What cardiac warning signs during pregnancy require immediate evaluation?

Five symptoms require same-day evaluation: chest pain or pressure, especially with exertion or at rest; shortness of breath that occurs lying flat or awakens you from sleep; resting heart rate consistently above 120 beats per minute; fainting or near-fainting episodes; and sudden severe swelling in one or both legs. Do not accept reassurance that these symptoms are normal pregnancy. Request an ECG, BNP level, and echocardiogram if indicated. If your concerns are dismissed, request documentation of the clinical reasoning in your chart.

How long after delivery can cardiovascular complications occur?

The high-risk period extends to one year postpartum. Peripartum cardiomyopathy can present up to five months after delivery. Stroke from postpartum preeclampsia can occur up to six weeks after delivery. Sudden cardiac death from arrhythmia can occur at any time. The current US standard of a single postpartum visit at six weeks with insurance coverage ending at 60 days creates a surveillance void during peak risk. Women with hypertensive disorders, gestational diabetes, or preterm delivery need cardiac monitoring for at least 12 months.

What policy changes could reduce cardiovascular maternal deaths?

The evidence-based interventions are specific.

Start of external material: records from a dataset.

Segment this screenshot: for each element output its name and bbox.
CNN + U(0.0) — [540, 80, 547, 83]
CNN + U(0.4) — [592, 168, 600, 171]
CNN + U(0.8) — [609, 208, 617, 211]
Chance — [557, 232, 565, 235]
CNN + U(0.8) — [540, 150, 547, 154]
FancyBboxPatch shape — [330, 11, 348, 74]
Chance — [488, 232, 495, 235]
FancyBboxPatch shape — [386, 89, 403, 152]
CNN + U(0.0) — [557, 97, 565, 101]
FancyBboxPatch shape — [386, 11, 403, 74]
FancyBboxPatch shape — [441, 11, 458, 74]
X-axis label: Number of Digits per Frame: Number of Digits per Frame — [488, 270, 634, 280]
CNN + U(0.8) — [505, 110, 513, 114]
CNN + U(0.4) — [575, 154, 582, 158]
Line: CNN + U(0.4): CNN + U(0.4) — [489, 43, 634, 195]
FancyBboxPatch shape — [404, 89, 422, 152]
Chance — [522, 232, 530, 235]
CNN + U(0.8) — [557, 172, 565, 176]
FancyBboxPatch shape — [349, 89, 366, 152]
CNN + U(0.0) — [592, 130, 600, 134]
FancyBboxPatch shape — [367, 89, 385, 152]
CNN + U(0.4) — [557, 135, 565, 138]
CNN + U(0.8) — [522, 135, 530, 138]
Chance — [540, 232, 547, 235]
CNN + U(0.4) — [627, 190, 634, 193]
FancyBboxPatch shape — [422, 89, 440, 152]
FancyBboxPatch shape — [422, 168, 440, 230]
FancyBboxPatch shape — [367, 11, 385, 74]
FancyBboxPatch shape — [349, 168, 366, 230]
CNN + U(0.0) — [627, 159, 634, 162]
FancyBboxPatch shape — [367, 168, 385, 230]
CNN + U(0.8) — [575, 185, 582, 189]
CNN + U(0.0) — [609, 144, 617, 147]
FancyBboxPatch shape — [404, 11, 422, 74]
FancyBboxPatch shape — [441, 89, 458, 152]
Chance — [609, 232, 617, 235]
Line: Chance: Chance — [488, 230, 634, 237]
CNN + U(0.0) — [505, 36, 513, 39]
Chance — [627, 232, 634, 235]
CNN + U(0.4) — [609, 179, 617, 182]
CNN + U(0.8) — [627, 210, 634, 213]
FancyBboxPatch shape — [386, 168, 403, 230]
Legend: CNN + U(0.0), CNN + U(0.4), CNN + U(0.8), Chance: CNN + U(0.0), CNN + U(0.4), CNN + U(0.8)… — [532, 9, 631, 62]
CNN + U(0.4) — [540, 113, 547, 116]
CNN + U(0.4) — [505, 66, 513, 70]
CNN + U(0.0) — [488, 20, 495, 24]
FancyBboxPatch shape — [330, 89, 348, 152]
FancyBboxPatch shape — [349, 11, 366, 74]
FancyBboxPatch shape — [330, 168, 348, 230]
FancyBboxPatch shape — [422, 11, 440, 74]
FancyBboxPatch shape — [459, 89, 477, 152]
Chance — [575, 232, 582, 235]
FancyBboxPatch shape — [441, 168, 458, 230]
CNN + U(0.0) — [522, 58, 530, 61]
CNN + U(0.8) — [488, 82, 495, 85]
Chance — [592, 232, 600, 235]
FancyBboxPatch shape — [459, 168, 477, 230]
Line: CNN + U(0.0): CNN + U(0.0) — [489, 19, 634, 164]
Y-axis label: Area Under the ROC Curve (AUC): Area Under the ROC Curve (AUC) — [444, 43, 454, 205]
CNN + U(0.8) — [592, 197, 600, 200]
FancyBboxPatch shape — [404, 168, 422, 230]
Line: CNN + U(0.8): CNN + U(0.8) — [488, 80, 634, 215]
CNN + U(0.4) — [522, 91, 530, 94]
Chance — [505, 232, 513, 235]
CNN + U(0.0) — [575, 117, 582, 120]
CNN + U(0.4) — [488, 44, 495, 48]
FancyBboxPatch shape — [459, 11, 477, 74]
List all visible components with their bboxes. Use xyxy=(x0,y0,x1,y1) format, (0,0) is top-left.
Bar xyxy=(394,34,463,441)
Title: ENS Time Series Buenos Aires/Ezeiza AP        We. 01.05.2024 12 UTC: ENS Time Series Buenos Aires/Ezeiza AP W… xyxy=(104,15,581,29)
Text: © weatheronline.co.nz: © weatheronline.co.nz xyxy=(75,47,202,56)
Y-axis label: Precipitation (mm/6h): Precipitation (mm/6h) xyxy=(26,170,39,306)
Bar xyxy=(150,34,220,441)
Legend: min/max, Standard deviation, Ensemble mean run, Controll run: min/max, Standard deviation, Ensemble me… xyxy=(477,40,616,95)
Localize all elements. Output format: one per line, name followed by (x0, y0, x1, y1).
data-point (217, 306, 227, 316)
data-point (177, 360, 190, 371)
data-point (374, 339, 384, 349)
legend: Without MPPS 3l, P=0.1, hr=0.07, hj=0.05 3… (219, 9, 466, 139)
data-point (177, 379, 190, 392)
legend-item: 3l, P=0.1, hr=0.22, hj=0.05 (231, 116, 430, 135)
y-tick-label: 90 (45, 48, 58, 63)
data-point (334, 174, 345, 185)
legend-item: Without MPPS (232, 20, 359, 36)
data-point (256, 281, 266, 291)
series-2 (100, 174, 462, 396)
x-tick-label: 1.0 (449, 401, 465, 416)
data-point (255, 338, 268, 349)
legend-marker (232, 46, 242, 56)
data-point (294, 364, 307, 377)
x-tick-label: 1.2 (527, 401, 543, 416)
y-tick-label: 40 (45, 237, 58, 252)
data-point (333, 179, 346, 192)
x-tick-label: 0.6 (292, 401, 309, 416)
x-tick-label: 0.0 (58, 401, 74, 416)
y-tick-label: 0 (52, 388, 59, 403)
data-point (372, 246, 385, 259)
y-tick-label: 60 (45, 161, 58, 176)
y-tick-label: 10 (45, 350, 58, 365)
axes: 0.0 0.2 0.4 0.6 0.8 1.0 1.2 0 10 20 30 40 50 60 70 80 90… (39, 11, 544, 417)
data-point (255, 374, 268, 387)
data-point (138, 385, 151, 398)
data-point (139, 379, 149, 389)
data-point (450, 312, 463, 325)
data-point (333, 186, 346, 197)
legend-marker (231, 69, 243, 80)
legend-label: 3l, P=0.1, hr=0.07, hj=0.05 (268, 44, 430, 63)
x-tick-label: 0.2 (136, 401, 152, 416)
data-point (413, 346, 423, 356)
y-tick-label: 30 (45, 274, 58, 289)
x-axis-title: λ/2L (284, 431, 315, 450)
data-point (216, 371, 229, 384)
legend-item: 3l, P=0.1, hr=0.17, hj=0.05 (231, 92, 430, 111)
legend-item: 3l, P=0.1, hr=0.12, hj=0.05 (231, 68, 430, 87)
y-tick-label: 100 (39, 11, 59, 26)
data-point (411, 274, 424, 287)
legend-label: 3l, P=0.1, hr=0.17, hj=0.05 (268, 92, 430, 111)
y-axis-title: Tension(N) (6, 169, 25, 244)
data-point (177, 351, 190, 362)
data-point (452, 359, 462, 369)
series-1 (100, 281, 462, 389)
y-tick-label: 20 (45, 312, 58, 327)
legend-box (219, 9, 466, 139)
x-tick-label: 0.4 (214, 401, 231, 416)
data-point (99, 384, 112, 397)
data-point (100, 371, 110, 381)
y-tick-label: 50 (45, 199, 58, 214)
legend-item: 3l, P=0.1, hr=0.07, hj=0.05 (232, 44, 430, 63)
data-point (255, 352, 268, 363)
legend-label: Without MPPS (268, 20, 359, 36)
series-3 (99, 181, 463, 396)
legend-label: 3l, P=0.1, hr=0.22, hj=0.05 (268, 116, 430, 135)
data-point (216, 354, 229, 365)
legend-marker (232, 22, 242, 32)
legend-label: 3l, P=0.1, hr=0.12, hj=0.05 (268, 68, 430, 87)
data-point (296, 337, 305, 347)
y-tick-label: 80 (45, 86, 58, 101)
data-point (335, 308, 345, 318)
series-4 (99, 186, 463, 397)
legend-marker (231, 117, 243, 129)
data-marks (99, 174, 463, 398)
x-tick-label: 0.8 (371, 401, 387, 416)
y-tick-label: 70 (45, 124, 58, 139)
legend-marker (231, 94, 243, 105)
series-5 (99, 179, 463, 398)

Extended Medicaid coverage to 12 months postpartum would maintain insurance during the highest-risk period. Mandatory severe hypertension treatment protocols in all labor and delivery units would reduce stroke deaths. Universal cardiac screening for women with preeclampsia would identify those needing long-term cardiovascular surveillance. Implicit bias training with measurable outcomes and accountability would address the racial disparity. Hospital quality metrics that include maternal cardiovascular outcomes with public reporting would create institutional incentives for improvement.

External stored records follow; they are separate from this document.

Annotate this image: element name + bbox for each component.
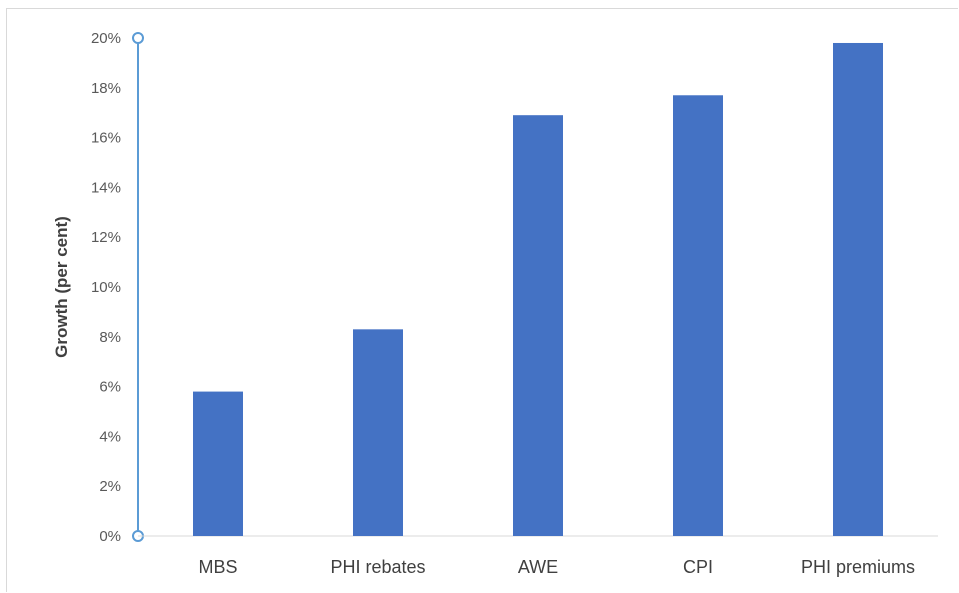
chart-area	[6, 8, 958, 592]
y-tick-label: 0%	[99, 528, 121, 545]
x-tick-labels: MBS PHI rebates AWE CPI PHI premiums	[198, 557, 915, 577]
y-axis[interactable]	[132, 32, 144, 542]
y-axis-handle-top[interactable]	[132, 32, 144, 44]
y-tick-label: 16%	[91, 130, 121, 147]
bar-awe	[513, 115, 563, 536]
x-tick-label: CPI	[683, 557, 713, 577]
y-tick-labels: 0% 2% 4% 6% 8% 10% 12% 14% 16% 18% 20%	[91, 30, 121, 545]
y-tick-label: 20%	[91, 30, 121, 47]
bar-phi-premiums	[833, 42, 883, 536]
x-tick-label: PHI rebates	[330, 557, 425, 577]
x-tick-label: MBS	[198, 557, 237, 577]
bars	[193, 42, 883, 537]
y-tick-label: 14%	[91, 179, 121, 196]
y-tick-label: 10%	[91, 279, 121, 296]
y-tick-label: 12%	[91, 229, 121, 246]
bar-mbs	[193, 391, 243, 536]
y-tick-label: 8%	[99, 329, 121, 346]
bar-cpi	[673, 95, 723, 537]
bar-phi-rebates	[353, 329, 403, 536]
x-tick-label: PHI premiums	[801, 557, 915, 577]
y-tick-label: 2%	[99, 478, 121, 495]
y-tick-label: 4%	[99, 428, 121, 445]
y-tick-label: 6%	[99, 379, 121, 396]
y-tick-label: 18%	[91, 80, 121, 97]
y-axis-title: Growth (per cent)	[52, 216, 71, 358]
x-tick-label: AWE	[518, 557, 558, 577]
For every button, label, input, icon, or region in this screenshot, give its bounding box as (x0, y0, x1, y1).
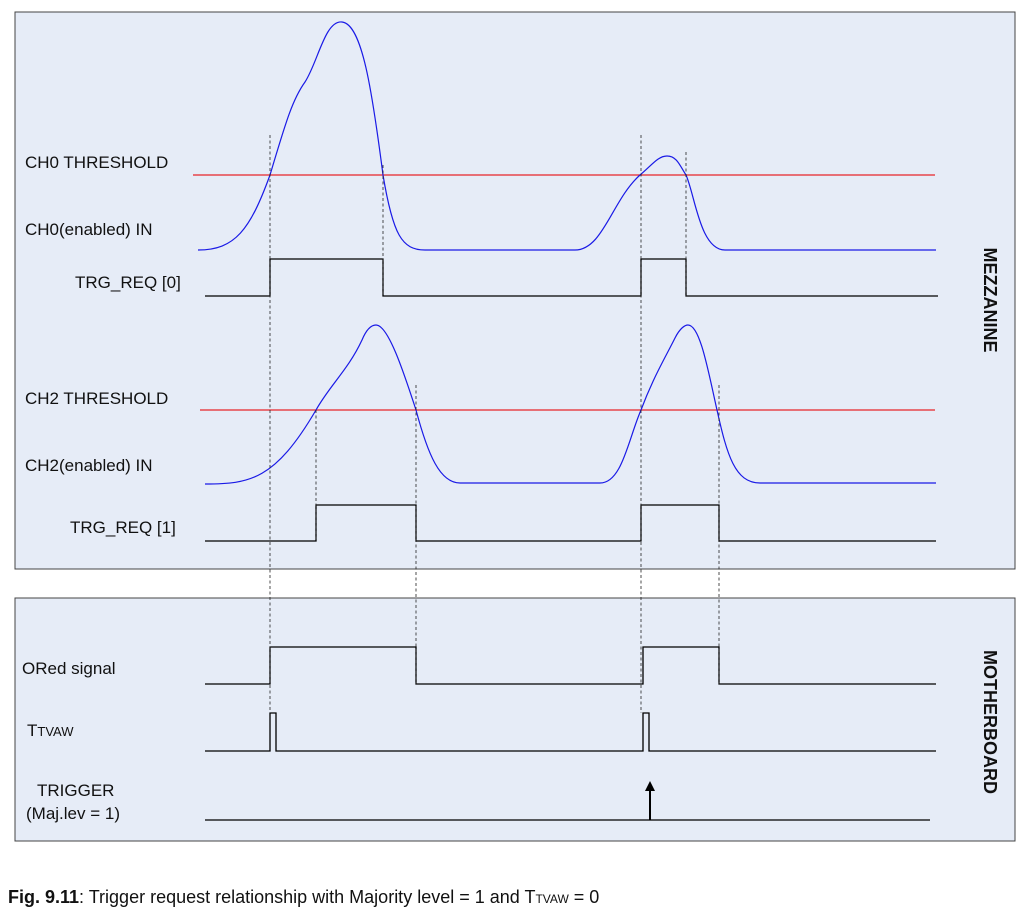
trigger-arrow-head-icon (645, 781, 655, 791)
trg-req0-signal (205, 258, 938, 297)
ored-signal-label: ORed signal (22, 659, 116, 678)
motherboard-label: MOTHERBOARD (980, 650, 1000, 794)
majority-level-label: (Maj.lev = 1) (26, 804, 120, 823)
caption-subscript: TVAW (535, 892, 569, 906)
mezzanine-label: MEZZANINE (980, 248, 1000, 353)
trg-req1-label: TRG_REQ [1] (70, 518, 176, 537)
ch2-threshold-label: CH2 THRESHOLD (25, 389, 168, 408)
mezzanine-panel (14, 11, 1016, 570)
caption-text: : Trigger request relationship with Majo… (79, 887, 536, 907)
dashed-guides (269, 135, 720, 713)
ch2-analog-waveform (204, 324, 936, 485)
ttvaw-label: TTVAW (27, 721, 74, 740)
caption-text-end: = 0 (568, 887, 600, 907)
ch0-threshold-label: CH0 THRESHOLD (25, 153, 168, 172)
trigger-label: TRIGGER (37, 781, 114, 800)
motherboard-panel (14, 597, 1016, 842)
ch2-in-label: CH2(enabled) IN (25, 456, 153, 475)
figure-caption: Fig. 9.11: Trigger request relationship … (8, 887, 599, 908)
ch0-in-label: CH0(enabled) IN (25, 220, 153, 239)
ttvaw-signal (205, 712, 936, 752)
trg-req0-label: TRG_REQ [0] (75, 273, 181, 292)
timing-diagram: MEZZANINE MOTHERBOARD CH0 THRESHOLD CH0(… (14, 11, 1016, 842)
ch0-analog-waveform (197, 21, 936, 251)
figure-number: Fig. 9.11 (8, 887, 80, 907)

At your next prenatal or postpartum visit, hand your provider this list of questions: What is my blood pressure trend? Have I had any cardiac symptoms that need evaluation? What is my plan for cardiovascular monitoring after delivery? Do I have any pregnancy complications that require long-term cardiac surveillance? Write down the answers. If you experience chest pain, severe shortness of breath, or palpitations, do not wait for your next scheduled visit. Go to the emergency department and say: “I am concerned about a pregnancy-related cardiac emergency.” Your life depends on being heard.